Appeal No. 114,123: Matthais Schroeder v. Dana Brewer: Dana Brewer was appointed as the administrator and attorney for the estate of Carrie Schroeder. Carrie was Matthias Schroeder’s mother. After a settlement agreement was reached in the probate matter, Matthias sued Brewer for breach of contract, negligence, fraud, and misrepresentation. Matthias claimed that Brewer agreed to charge a total of 3 percent of the estate for his services but that he failed to abide by this agreement and, as a result, the settlement agreement was not finalized until weeks later. Because of the delay, Matthias claimed he was unable to complete the sale of real estate from the estate at a higher price than what it ultimately sold for at auction. The Mitchell County District Court granted summary judgment in favor of Brewer. Matthias appeals.

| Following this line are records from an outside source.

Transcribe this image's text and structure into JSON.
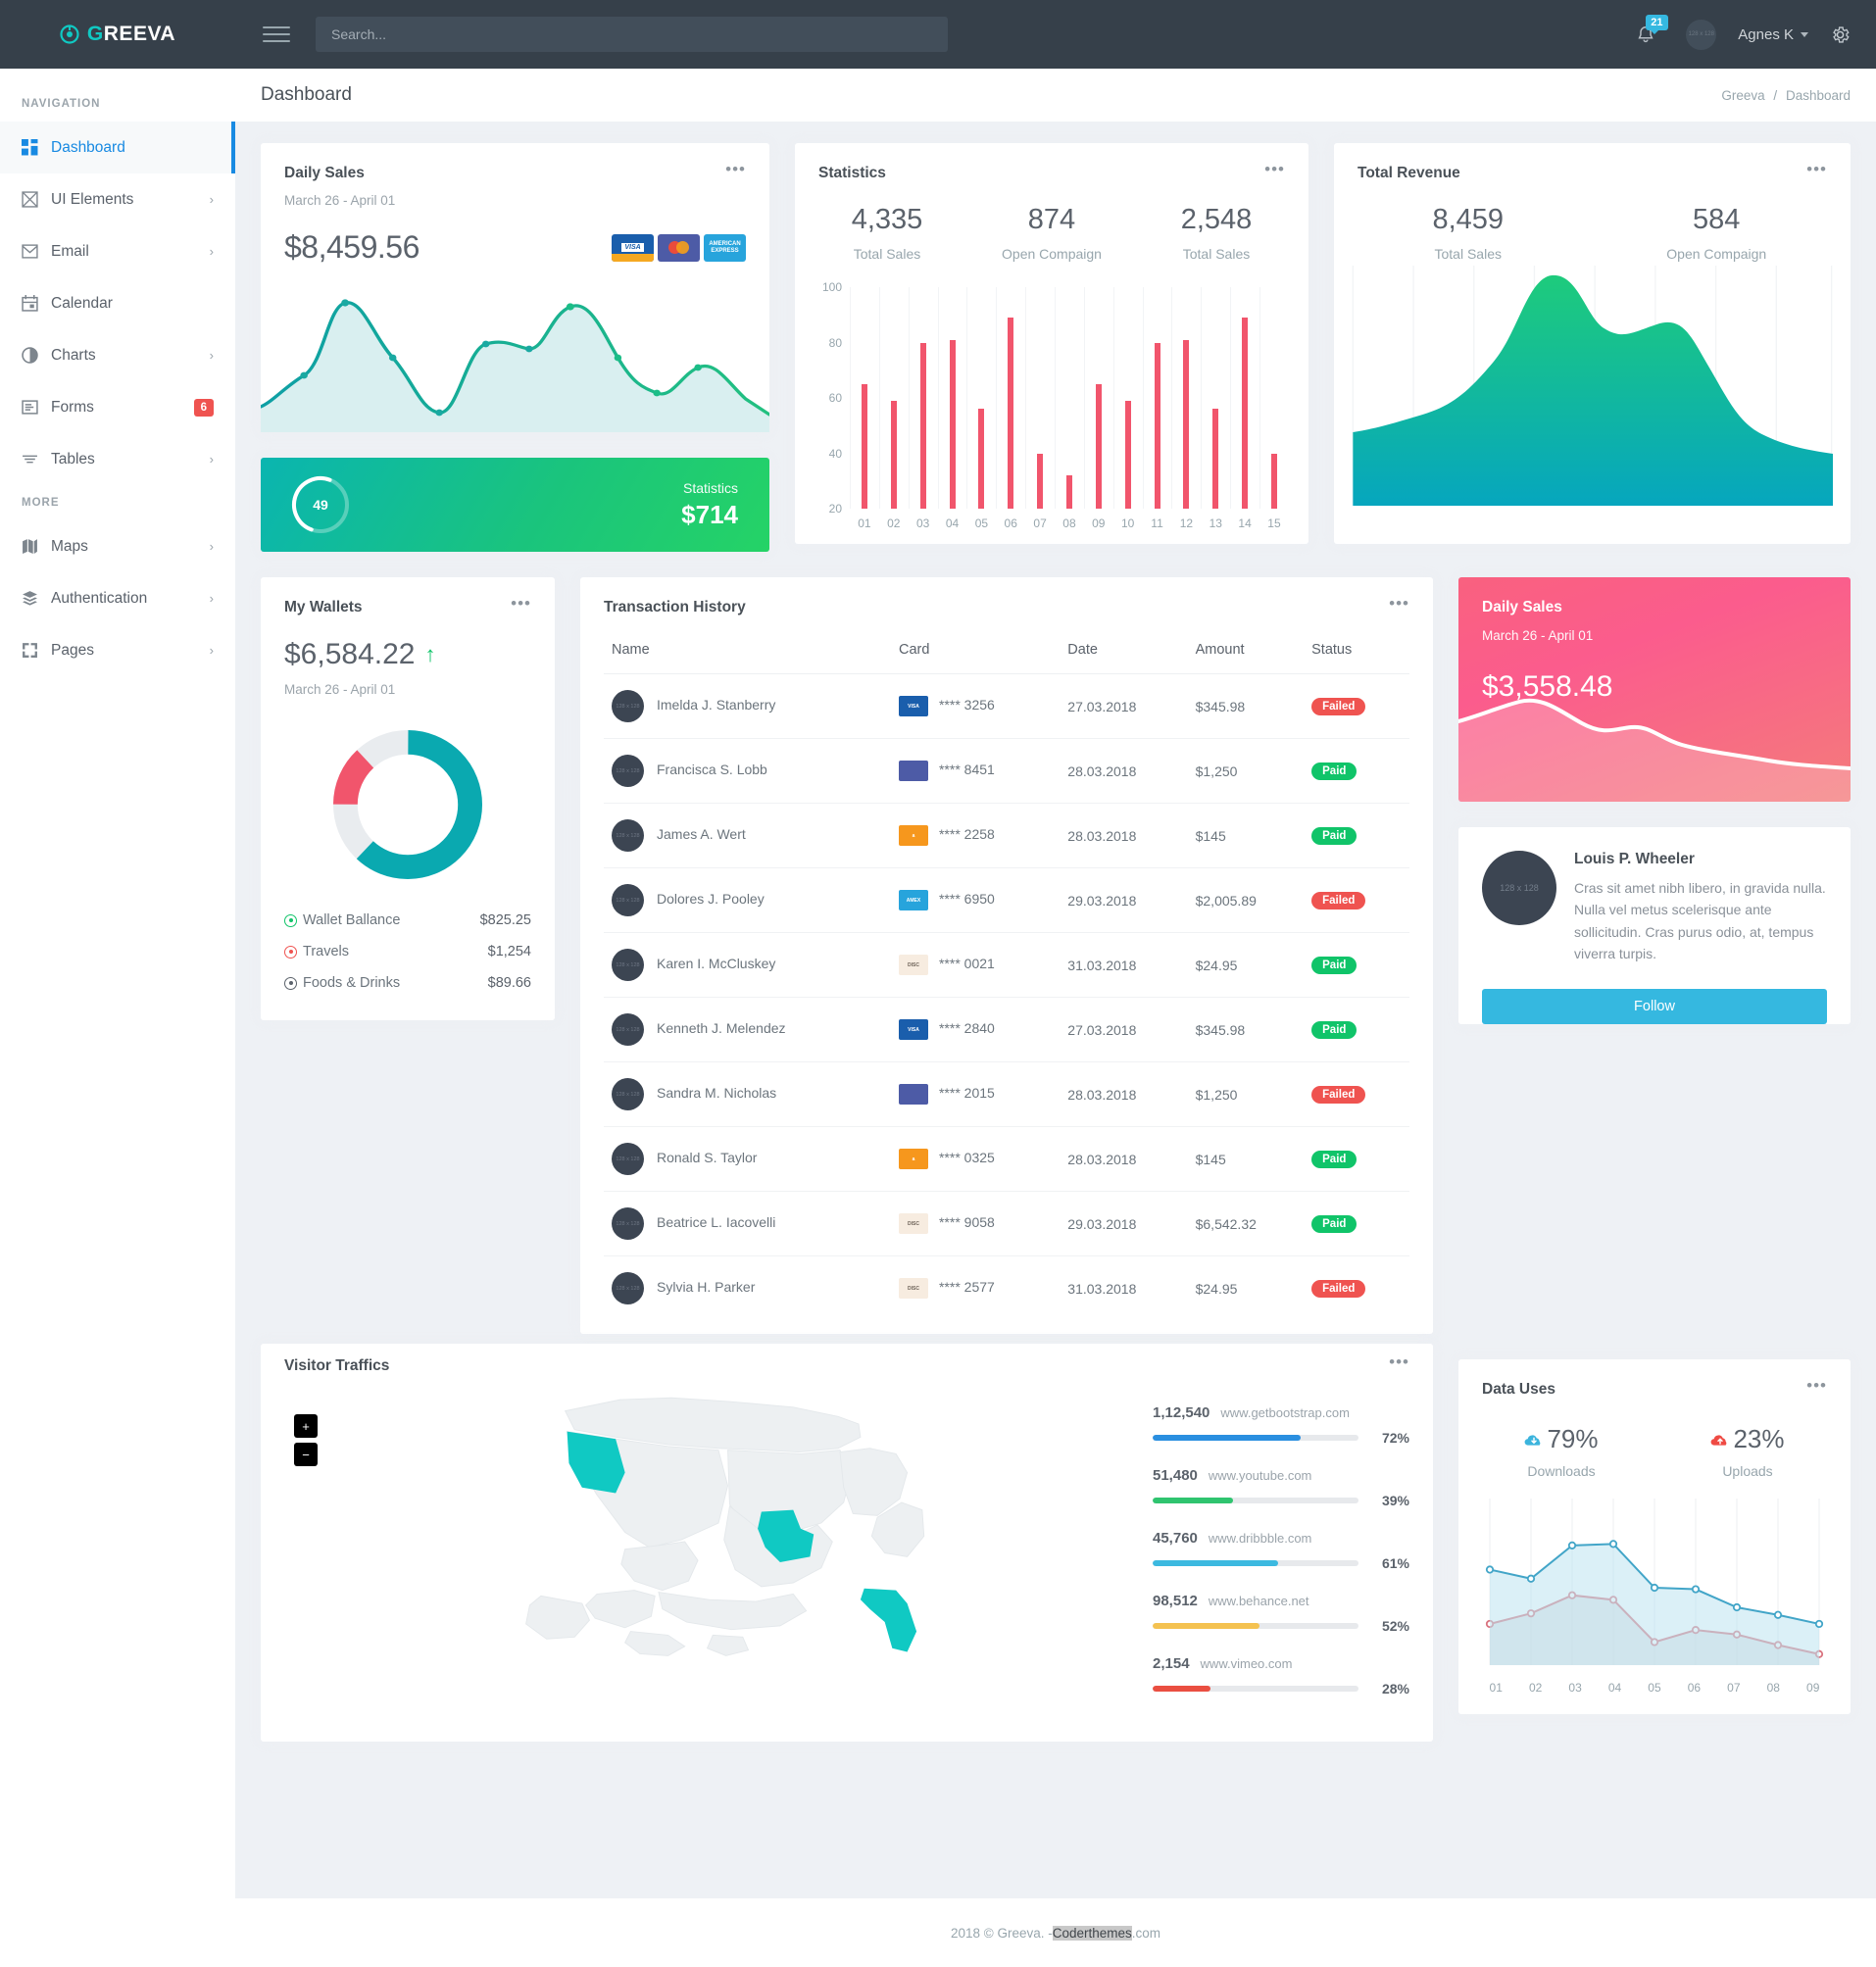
{
  "topbar": {
    "brand": "GREEVA",
    "brand_first": "G",
    "brand_rest": "REEVA",
    "search_placeholder": "Search...",
    "notification_count": "21",
    "user_name": "Agnes K",
    "avatar_label": "128 x 128"
  },
  "sidebar": {
    "section_nav": "NAVIGATION",
    "section_more": "MORE",
    "items": [
      {
        "label": "Dashboard",
        "icon": "dashboard-icon",
        "active": true,
        "chevron": false,
        "badge": ""
      },
      {
        "label": "UI Elements",
        "icon": "ui-elements-icon",
        "active": false,
        "chevron": true,
        "badge": ""
      },
      {
        "label": "Email",
        "icon": "email-icon",
        "active": false,
        "chevron": true,
        "badge": ""
      },
      {
        "label": "Calendar",
        "icon": "calendar-icon",
        "active": false,
        "chevron": false,
        "badge": ""
      },
      {
        "label": "Charts",
        "icon": "charts-icon",
        "active": false,
        "chevron": true,
        "badge": ""
      },
      {
        "label": "Forms",
        "icon": "forms-icon",
        "active": false,
        "chevron": false,
        "badge": "6"
      },
      {
        "label": "Tables",
        "icon": "tables-icon",
        "active": false,
        "chevron": true,
        "badge": ""
      }
    ],
    "more_items": [
      {
        "label": "Maps",
        "icon": "maps-icon",
        "chevron": true
      },
      {
        "label": "Authentication",
        "icon": "layers-icon",
        "chevron": true
      },
      {
        "label": "Pages",
        "icon": "pages-icon",
        "chevron": true
      }
    ]
  },
  "page": {
    "title": "Dashboard",
    "breadcrumb_root": "Greeva",
    "breadcrumb_sep": "/",
    "breadcrumb_current": "Dashboard"
  },
  "daily_sales": {
    "title": "Daily Sales",
    "date_range": "March 26 - April 01",
    "amount": "$8,459.56",
    "cards": [
      "VISA",
      "MasterCard",
      "AMERICAN EXPRESS"
    ]
  },
  "green_stat": {
    "ring_value": "49",
    "label": "Statistics",
    "value": "$714"
  },
  "statistics": {
    "title": "Statistics",
    "metrics": [
      {
        "value": "4,335",
        "label": "Total Sales"
      },
      {
        "value": "874",
        "label": "Open Compaign"
      },
      {
        "value": "2,548",
        "label": "Total Sales"
      }
    ]
  },
  "total_revenue": {
    "title": "Total Revenue",
    "metrics": [
      {
        "value": "8,459",
        "label": "Total Sales"
      },
      {
        "value": "584",
        "label": "Open Compaign"
      }
    ]
  },
  "my_wallets": {
    "title": "My Wallets",
    "amount": "$6,584.22",
    "trend": "up",
    "date_range": "March 26 - April 01",
    "legend": [
      {
        "label": "Wallet Ballance",
        "amount": "$825.25",
        "color": "#10c469"
      },
      {
        "label": "Travels",
        "amount": "$1,254",
        "color": "#ef5350"
      },
      {
        "label": "Foods & Drinks",
        "amount": "$89.66",
        "color": "#5b626b"
      }
    ]
  },
  "transactions": {
    "title": "Transaction History",
    "columns": [
      "Name",
      "Card",
      "Date",
      "Amount",
      "Status"
    ],
    "rows": [
      {
        "name": "Imelda J. Stanberry",
        "brand": "visa",
        "card": "**** 3256",
        "date": "27.03.2018",
        "amount": "$345.98",
        "status": "Failed"
      },
      {
        "name": "Francisca S. Lobb",
        "brand": "mastercard",
        "card": "**** 8451",
        "date": "28.03.2018",
        "amount": "$1,250",
        "status": "Paid"
      },
      {
        "name": "James A. Wert",
        "brand": "amazon",
        "card": "**** 2258",
        "date": "28.03.2018",
        "amount": "$145",
        "status": "Paid"
      },
      {
        "name": "Dolores J. Pooley",
        "brand": "amex",
        "card": "**** 6950",
        "date": "29.03.2018",
        "amount": "$2,005.89",
        "status": "Failed"
      },
      {
        "name": "Karen I. McCluskey",
        "brand": "discover",
        "card": "**** 0021",
        "date": "31.03.2018",
        "amount": "$24.95",
        "status": "Paid"
      },
      {
        "name": "Kenneth J. Melendez",
        "brand": "visa",
        "card": "**** 2840",
        "date": "27.03.2018",
        "amount": "$345.98",
        "status": "Paid"
      },
      {
        "name": "Sandra M. Nicholas",
        "brand": "mastercard",
        "card": "**** 2015",
        "date": "28.03.2018",
        "amount": "$1,250",
        "status": "Failed"
      },
      {
        "name": "Ronald S. Taylor",
        "brand": "amazon",
        "card": "**** 0325",
        "date": "28.03.2018",
        "amount": "$145",
        "status": "Paid"
      },
      {
        "name": "Beatrice L. Iacovelli",
        "brand": "discover",
        "card": "**** 9058",
        "date": "29.03.2018",
        "amount": "$6,542.32",
        "status": "Paid"
      },
      {
        "name": "Sylvia H. Parker",
        "brand": "discover",
        "card": "**** 2577",
        "date": "31.03.2018",
        "amount": "$24.95",
        "status": "Failed"
      }
    ]
  },
  "pink_sales": {
    "title": "Daily Sales",
    "date_range": "March 26 - April 01",
    "amount": "$3,558.48"
  },
  "profile": {
    "avatar_label": "128 x 128",
    "name": "Louis P. Wheeler",
    "description": "Cras sit amet nibh libero, in gravida nulla. Nulla vel metus scelerisque ante sollicitudin. Cras purus odio, at, tempus viverra turpis.",
    "follow_label": "Follow"
  },
  "visitor_traffics": {
    "title": "Visitor Traffics",
    "zoom_in": "+",
    "zoom_out": "−",
    "highlighted_states": [
      "Oregon",
      "Missouri",
      "Florida"
    ],
    "sites": [
      {
        "count": "1,12,540",
        "url": "www.getbootstrap.com",
        "percent": "72%",
        "value": 72,
        "color": "#2a8fe0"
      },
      {
        "count": "51,480",
        "url": "www.youtube.com",
        "percent": "39%",
        "value": 39,
        "color": "#2fc46f"
      },
      {
        "count": "45,760",
        "url": "www.dribbble.com",
        "percent": "61%",
        "value": 61,
        "color": "#3cb9e0"
      },
      {
        "count": "98,512",
        "url": "www.behance.net",
        "percent": "52%",
        "value": 52,
        "color": "#f4c251"
      },
      {
        "count": "2,154",
        "url": "www.vimeo.com",
        "percent": "28%",
        "value": 28,
        "color": "#ea4f41"
      }
    ]
  },
  "data_uses": {
    "title": "Data Uses",
    "downloads_pct": "79%",
    "downloads_label": "Downloads",
    "uploads_pct": "23%",
    "uploads_label": "Uploads"
  },
  "footer": {
    "text_before": "2018 © Greeva. - ",
    "highlight": "Coderthemes",
    "text_after": ".com"
  },
  "colors": {
    "accent_teal": "#10c9c3",
    "accent_blue": "#188ae2",
    "danger": "#ef5350",
    "success": "#10c469",
    "pink": "#f9617f",
    "bar_pink": "#f1556c",
    "sidebar_bg": "#ffffff",
    "topbar_bg": "#36404a",
    "page_bg": "#eef1f5"
  },
  "chart_data": [
    {
      "type": "area",
      "name": "daily-sales-sparkline",
      "title": "Daily Sales",
      "x": [
        "1",
        "2",
        "3",
        "4",
        "5",
        "6",
        "7",
        "8",
        "9",
        "10",
        "11",
        "12"
      ],
      "values": [
        20,
        45,
        90,
        55,
        15,
        55,
        52,
        88,
        50,
        28,
        40,
        22
      ],
      "ylim": [
        0,
        100
      ],
      "line_color": "#17a2a2",
      "fill_color": "#d9eff0",
      "grid": false,
      "legend": "none"
    },
    {
      "type": "bar",
      "name": "statistics-bars",
      "title": "Statistics",
      "categories": [
        "01",
        "02",
        "03",
        "04",
        "05",
        "06",
        "07",
        "08",
        "09",
        "10",
        "11",
        "12",
        "13",
        "14",
        "15"
      ],
      "values": [
        65,
        59,
        80,
        81,
        56,
        89,
        40,
        32,
        65,
        59,
        80,
        81,
        56,
        89,
        40
      ],
      "yticks": [
        20,
        40,
        60,
        80,
        100
      ],
      "ylim": [
        20,
        100
      ],
      "xlabel": "",
      "ylabel": "",
      "bar_color": "#f1556c",
      "grid": true,
      "legend": "none"
    },
    {
      "type": "area",
      "name": "total-revenue-area",
      "title": "Total Revenue",
      "x": [
        "1",
        "2",
        "3",
        "4",
        "5",
        "6",
        "7",
        "8",
        "9",
        "10"
      ],
      "values": [
        30,
        34,
        40,
        58,
        92,
        70,
        74,
        48,
        28,
        20
      ],
      "ylim": [
        0,
        100
      ],
      "gradient": [
        "#18c97f",
        "#0aa9bd"
      ],
      "grid": true,
      "legend": "none"
    },
    {
      "type": "pie",
      "name": "my-wallets-donut",
      "title": "My Wallets",
      "labels": [
        "Wallet Ballance",
        "Travels",
        "Foods & Drinks"
      ],
      "values": [
        62,
        13,
        25
      ],
      "colors": [
        "#0aa9b0",
        "#f1556c",
        "#e9ecef"
      ],
      "donut": true,
      "legend": "bottom"
    },
    {
      "type": "area",
      "name": "pink-daily-sales-sparkline",
      "title": "Daily Sales",
      "x": [
        "1",
        "2",
        "3",
        "4",
        "5",
        "6",
        "7",
        "8"
      ],
      "values": [
        46,
        50,
        62,
        56,
        44,
        46,
        30,
        24
      ],
      "ylim": [
        0,
        100
      ],
      "line_color": "#ffffff",
      "grid": false,
      "legend": "none"
    },
    {
      "type": "bar",
      "name": "visitor-traffic-bars",
      "title": "Visitor Traffics",
      "categories": [
        "www.getbootstrap.com",
        "www.youtube.com",
        "www.dribbble.com",
        "www.behance.net",
        "www.vimeo.com"
      ],
      "values": [
        72,
        39,
        61,
        52,
        28
      ],
      "counts": [
        "1,12,540",
        "51,480",
        "45,760",
        "98,512",
        "2,154"
      ],
      "ylim": [
        0,
        100
      ],
      "orientation": "horizontal",
      "colors": [
        "#2a8fe0",
        "#2fc46f",
        "#3cb9e0",
        "#f4c251",
        "#ea4f41"
      ],
      "grid": false,
      "legend": "none"
    },
    {
      "type": "line",
      "name": "data-uses-lines",
      "title": "Data Uses",
      "categories": [
        "01",
        "02",
        "03",
        "04",
        "05",
        "06",
        "07",
        "08",
        "09"
      ],
      "series": [
        {
          "name": "Downloads",
          "values": [
            62,
            56,
            78,
            79,
            50,
            49,
            37,
            32,
            26
          ],
          "color": "#42a5c8"
        },
        {
          "name": "Uploads",
          "values": [
            26,
            33,
            45,
            42,
            14,
            22,
            19,
            12,
            6
          ],
          "color": "#d9737f"
        }
      ],
      "ylim": [
        0,
        100
      ],
      "grid": true,
      "legend": "none"
    }
  ]
}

Appeal No. 114,435: Jeffrey Nelson v. State of Kansas: After the Kansas Supreme Court upheld Nelson’s convictions for first degree murder, burglary and three counts of forgery and his hard-50 sentence for the murder conviction, Nelson filed a K.S.A. 60-1507 motion, alleging ineffective assistance of both trial and appellate counsel. After an evidentiary hearing, the McPherson County District Court found neither trial counsel nor appellate counsel was ineffective and denied the motion. Nelson appeals the district court’s denial, arguing (1) his trial counsel was ineffective for failing to communicate with him and (2) his appellate counsel was ineffective for failing to file a writ of certiorari with the United States Supreme Court, which may have resulted in a ruling that his hard-50 sentence was unconstitutional.